Security Objective: Confidentiality
Low Impact: Unauthorized access of data could be expected to have a limited adverse effect on the Agencies’ operations, assets, or employees.
Moderate Impact: Unauthorized access of data could be expected to have a serious adverse effect on the Agencies’ operations, assets, or employees.
High Impact: Unauthorized access of data could be expected to have a severe or catastrophic adverse effect on the Agencies’ operations, assets, or employees.

Security Objective: Integrity
Low Impact: Unauthorized modification or destruction of data could be expected to have a limited adverse effect on the Agencies’ operations, assets, or employees.

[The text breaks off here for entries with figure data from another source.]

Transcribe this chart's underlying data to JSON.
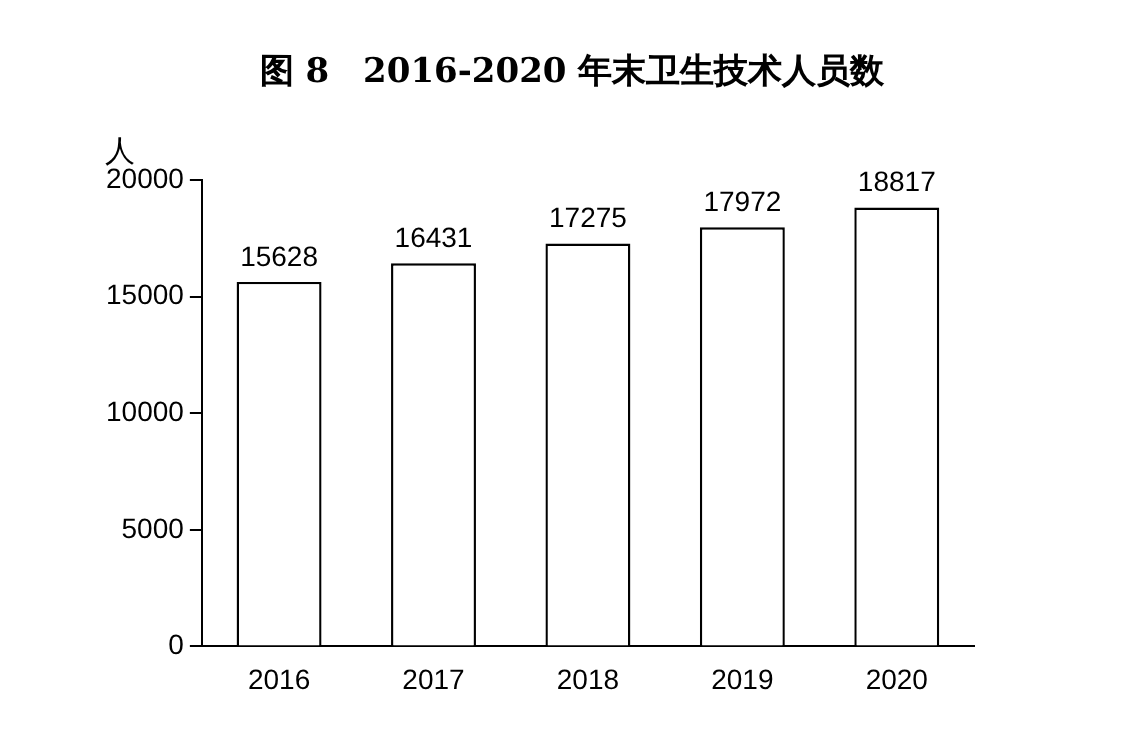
{
  "chart_data": {
    "type": "bar",
    "title": "图 8　2016-2020 年末卫生技术人员数",
    "ylabel": "人",
    "categories": [
      "2016",
      "2017",
      "2018",
      "2019",
      "2020"
    ],
    "values": [
      15628,
      16431,
      17275,
      17972,
      18817
    ],
    "color": "#ffffff",
    "ylim": [
      0,
      20000
    ],
    "yticks": [
      0,
      5000,
      10000,
      15000,
      20000
    ],
    "grid": false,
    "legend": false,
    "data_labels": true
  }
}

Moderate Impact: Unauthorized modification or destruction of data could be expected to have a serious adverse effect on the Agencies’ operations, assets, or employees.
High Impact: Unauthorized modification or destruction of data could be expected to have a severe or catastrophic adverse effect on the Agencies’ operations, assets, or employees.

Security Objective: Availability
Low Impact: Disruption of access to or use of information could be expected to have a limited adverse effect on the Agencies’ operations, assets, or employees.
Moderate Impact: Disruption of access to or use of information could be expected to have a serious adverse effect on the Agencies’ operations, assets, or employees.
High Impact: Disruption of access to or use of information could be expected to have a severe or catastrophic adverse effect on the Agencies’ operations, assets, or employees.